While the Bombers didn't have any major offensive acquisitions they also didn't suffer any major departures. Their main sources of power are Mark Teixeira, Robinson Cano, Alex Rodriguez, Curtis Granderson and Nick Swisher, each of whom was projected for at least 24 home runs this year. The rest of the lineup is not only generally healthier but also deeper than in Texas, too, with double-digit home runs possible or likely from Posada, Jeter and Andruw Jones. And Rodriguez always has the potential for much more, as I discussed two weeks ago.
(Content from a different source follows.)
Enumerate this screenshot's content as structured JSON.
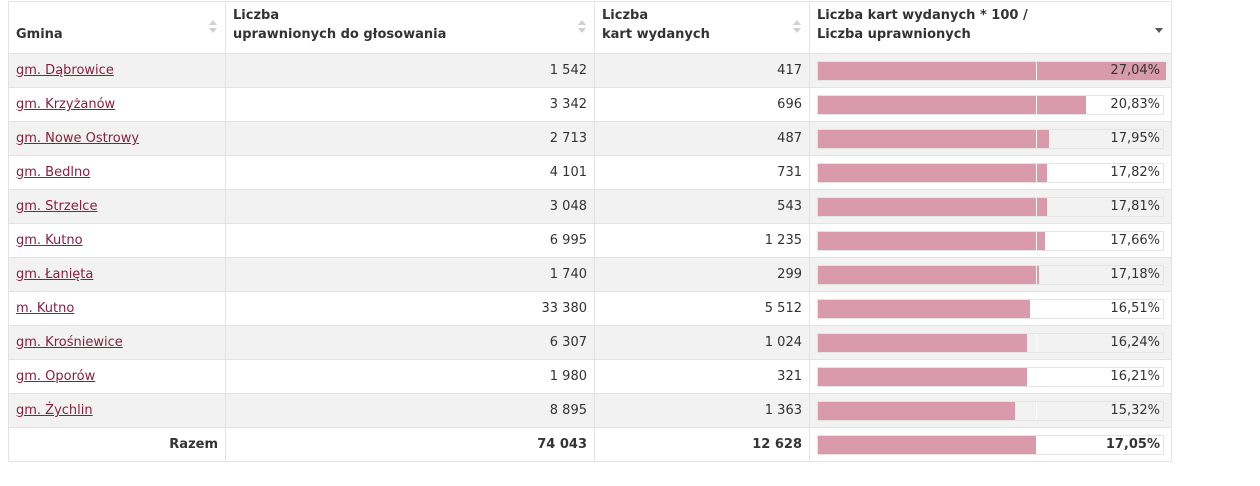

If Teixeira and Rodriguez combine for 75, Cano and Swisher combine for 60, and Granderson hits another 30, that's 165, and it's certainly conceivable that each man could exceed expectations by 5-10 home runs, which is what happened in Toronto last year. And after adding in the contributions of Jeter, Posada and Jones, it's not at all hard to see the Yankees getting to 200 again, and it wouldn't be difficult to conceive of them exceeding that by 20 or 30, even though 260 is probably out of reach.

The Forecast for 2011: I don't think either the Yankees or the Rangers — or any other team in the league — will be able to top the Mariners' record. But the Yankees have the best chance at making history.